Un bárbaro en China
"El chino no mira la Muerte como algo trágico. Un filósofo chino declara muy simplemente: "Un viejo que no sabe morir es un golfo". Así lo entienden.
Por lo demás, una tercera parte de la China es un cementerio. ¡Pero qué cementerio!
Cuando vi por primera vez el campo chino, me tocó el corazón. Tumbas, montañas enteras de tumbas, o más bien la ladera de ésta, el costado occidental de aquélla, esta hondonada, cubiertas de tumbas, no tumbas duras y estrechas, sino hemiciclos de piedras... que invitan. No hay error, invitan. Y no asustan a nadie. Todo chino viviente tiene su ataúd. Se siente cómodo con la muerte.
Cuando muere un hombre en una provincia lejana, le preparan, mientras no pueden mandarlo a su tierra, un cuarto, donde los miembros de la familia, el hijo, la hija, etcétera, vienen a ratos, a reunirse, a meditar un momento, a comer, a conversar, a jugar al Mahjöng.
***
Lo que más posee el chino, es el arte de esquivarse.
En la calle se pide un informe cualquiera a un chino y en seguida sale disparado. "Es más prudente, piensa. No hay que meterse en asuntos ajenos. Se empieza por informes. Se acaba a golpes".
Pueblo que huye de todo, y cuyos ojitos se escapan a los rincones, cuando se los mira de frente.
Sin embargo, los chinos son excelentes soldados.
Viejo, viejo pueblo de niños que no quiere saber el fondo de nada.
La mentira, propiamente dicha, no existe en la China.
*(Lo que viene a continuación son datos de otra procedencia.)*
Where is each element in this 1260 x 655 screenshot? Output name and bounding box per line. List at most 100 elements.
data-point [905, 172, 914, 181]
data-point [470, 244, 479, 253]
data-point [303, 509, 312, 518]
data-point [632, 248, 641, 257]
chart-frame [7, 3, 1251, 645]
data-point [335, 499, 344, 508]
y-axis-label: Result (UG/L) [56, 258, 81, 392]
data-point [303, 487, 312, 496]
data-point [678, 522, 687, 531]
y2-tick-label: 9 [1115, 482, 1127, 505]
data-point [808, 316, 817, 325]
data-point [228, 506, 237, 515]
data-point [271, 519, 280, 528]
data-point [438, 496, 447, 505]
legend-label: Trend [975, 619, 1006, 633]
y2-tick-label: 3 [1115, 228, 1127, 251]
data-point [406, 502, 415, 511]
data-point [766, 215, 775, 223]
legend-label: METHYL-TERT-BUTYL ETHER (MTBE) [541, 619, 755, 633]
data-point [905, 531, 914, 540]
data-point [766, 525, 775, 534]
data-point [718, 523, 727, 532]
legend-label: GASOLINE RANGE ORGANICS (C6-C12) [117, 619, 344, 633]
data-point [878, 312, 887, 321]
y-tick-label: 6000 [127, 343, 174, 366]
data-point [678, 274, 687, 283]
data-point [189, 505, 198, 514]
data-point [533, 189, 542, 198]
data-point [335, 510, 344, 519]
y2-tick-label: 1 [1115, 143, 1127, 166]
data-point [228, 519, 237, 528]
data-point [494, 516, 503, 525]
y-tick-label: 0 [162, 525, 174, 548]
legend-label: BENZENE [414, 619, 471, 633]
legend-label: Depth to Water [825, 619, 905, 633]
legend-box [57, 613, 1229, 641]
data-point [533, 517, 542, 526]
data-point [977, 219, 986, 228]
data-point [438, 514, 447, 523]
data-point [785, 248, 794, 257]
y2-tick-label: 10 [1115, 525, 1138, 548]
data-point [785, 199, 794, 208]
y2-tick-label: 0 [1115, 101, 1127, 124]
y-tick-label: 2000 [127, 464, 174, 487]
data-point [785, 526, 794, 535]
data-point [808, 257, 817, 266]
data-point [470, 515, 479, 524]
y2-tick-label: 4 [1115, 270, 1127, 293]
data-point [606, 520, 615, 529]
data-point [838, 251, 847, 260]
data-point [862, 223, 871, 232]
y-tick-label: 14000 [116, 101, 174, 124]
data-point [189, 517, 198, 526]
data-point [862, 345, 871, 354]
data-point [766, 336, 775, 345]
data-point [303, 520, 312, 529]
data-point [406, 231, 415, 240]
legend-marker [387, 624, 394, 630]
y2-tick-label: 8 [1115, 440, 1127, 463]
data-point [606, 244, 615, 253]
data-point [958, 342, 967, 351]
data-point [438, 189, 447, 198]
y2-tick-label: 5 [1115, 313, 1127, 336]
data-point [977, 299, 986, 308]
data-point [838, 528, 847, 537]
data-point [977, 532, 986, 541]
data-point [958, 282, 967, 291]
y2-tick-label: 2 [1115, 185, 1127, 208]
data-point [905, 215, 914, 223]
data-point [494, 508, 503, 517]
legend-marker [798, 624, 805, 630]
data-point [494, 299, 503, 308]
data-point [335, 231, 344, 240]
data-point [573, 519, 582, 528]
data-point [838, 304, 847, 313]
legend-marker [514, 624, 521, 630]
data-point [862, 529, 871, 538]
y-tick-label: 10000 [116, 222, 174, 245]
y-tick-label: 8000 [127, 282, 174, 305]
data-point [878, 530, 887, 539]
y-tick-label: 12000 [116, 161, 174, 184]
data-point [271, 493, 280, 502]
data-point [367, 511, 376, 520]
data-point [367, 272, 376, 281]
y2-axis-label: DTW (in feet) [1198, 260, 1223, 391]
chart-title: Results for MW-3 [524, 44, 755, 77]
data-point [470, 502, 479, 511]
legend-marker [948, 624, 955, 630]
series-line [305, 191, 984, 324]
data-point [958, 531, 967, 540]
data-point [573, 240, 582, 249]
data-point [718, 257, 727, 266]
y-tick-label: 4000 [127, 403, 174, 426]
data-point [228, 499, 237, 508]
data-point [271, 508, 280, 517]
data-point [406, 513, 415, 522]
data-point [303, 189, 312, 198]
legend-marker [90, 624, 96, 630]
La mentira es una creación de espíritus excesivamente rectos, militarmente rectos, como la impudicia es una invención de personas alejadas de la naturaleza.
Los chinos se adaptan, comercian, calculan, cambian.
Siguen la corriente. El campesino chino cree tener trescientas almas.
Sienten como una dulce caricia todo lo tortuoso de la naturaleza.
Consideran que la "raíz" es más naturaleza que el tronco.
Si encuentran en cualquier parte una gran piedra, agujereada, agrietada, la recogen como a un hijo, o más bien como a su padre y la colocan en el jardín sobre un zócalo.
Si vemos un monumento, una casa, cualquier cosa, a unos veinte metros, no hay que pensar que en pocos segundos la alcanzaremos. Nada es recto, hay que dar vueltas infinitas y uno puede perderse en el camino, y no llegar nunca a lo que tenía a un palmo de la nariz.
Eso para contrariar la marcha de los "demonios", que sólo pueden andar derecho, pero sobre todo porque lo derecho incomoda al chino y le da una impresión penosa de falsedad.
Pueblo con moralidad de anémicos, que se nos antoja a menudo para niños, reglas de civismo y de buena conducta, de conducta ejemplar, donde mandan los ritos. Institución singular, única. El ritual, para el que tiene que ver con otros, no puede ser pasado por alto.
Así no perderá la cara; desde el último cooli hasta el primer mandarín, tratan de no perder su cara, su cara de palo, que a ellos les gusta, y en efecto, no teniendo principios, la cara es la que vale.
Sabiduría de nenes, pero que tiene sobre todas las otras civilizaciones ventajas asombrosas e inesperadas provenientes, sin duda, del sentido de la eficacia que poseen los chinos (son los inventores del jiujitsu).
Ocho siglos antes de Confucio, la graciosidad, la dulzura están indicadas como cualidades esenciales en los "libros históricos".